Details are still in flux on the procedure that Democrats will use to deliver a health care bill to the president's desk. The assumption has been that the House would first need to pass the $871 billion Senate bill, which would then be signed into law, and then followed by a package of fixes through the reconciliation process to appease House Democrats.
Hoyer said that while the House is constitutionally required to initiate reconciliation bills, that doesn't mean the House would have to pass the Senate bill first before passing a reconciliation bill to amend it.
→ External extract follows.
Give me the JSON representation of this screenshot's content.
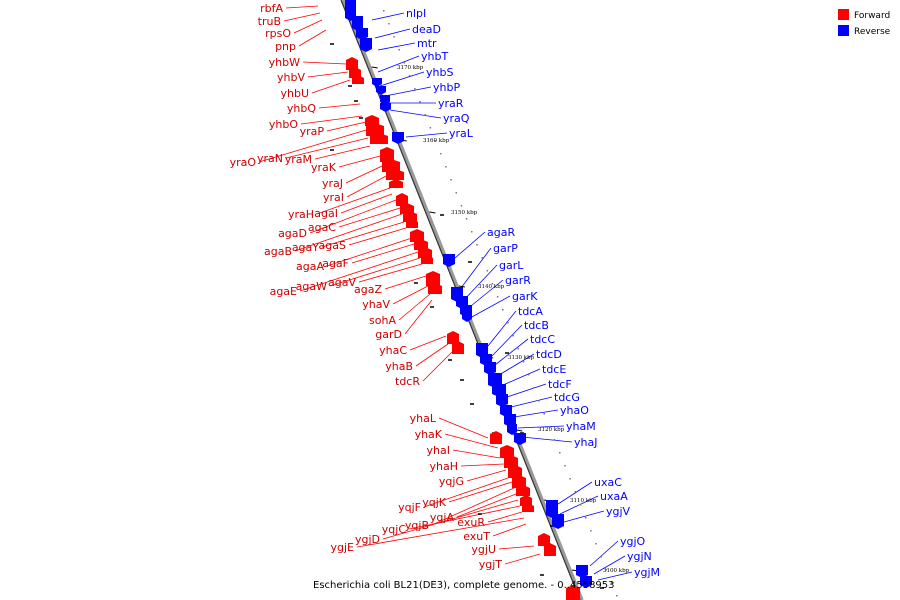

"We could pass the reconciliation first, have the reconciliation passed by the Senate and then pass the Senate bill," Hoyer said. From there, he said, the president would have to sign the Senate bill first and then the reconciliation package.
Hoyer conceded that process would be "more complicated," however, since House lawmakers would effectively be reconciling a bill that hasn't been passed yet. The key in that scenario is that Congressional leaders would "have to write [a reconciliation bill] so that, in fact, you have effected that end," he said.
President Barack Obama on Wednesday is set to announce his plan for advancing his $950 billion health care overhaul, which largely mirrors the Senate proposal. Hoyer said Obama must use his speech to reassure House Democrats that their initial support for the Senate proposal is a necessary means to enacting crucial reforms.
"They need to hear things that will give them a level of confidence that these are things that will work, that will provide their people with health care coverage and that their people will think is a step forward," Hoyer said.
Liberal House Democrats in particular have called on Senate leaders to give them a letter of assurance, signed by all Senate Democrats, stating that they will agree to modify the Senate bill in exchange for the House passing it and sending it back to them.
Hoyer said it's not so much a lack of trust of the Senate, but more about the "experience" of the Senate being unable to deliver. He said he didn't necessarily need a letter from Senate Majority Leader Harry Reid (D-Nev.) stating his commitment to passing a package of fixes since his word is good enough.
"I trust Leader Reid if he tells me he thinks he can do something ... I think he'll be able to do it," said the Maryland Democrat. But, he added, "Obviously the most optimal way is for them to do it first, and then you have in effect great trust and you've verified."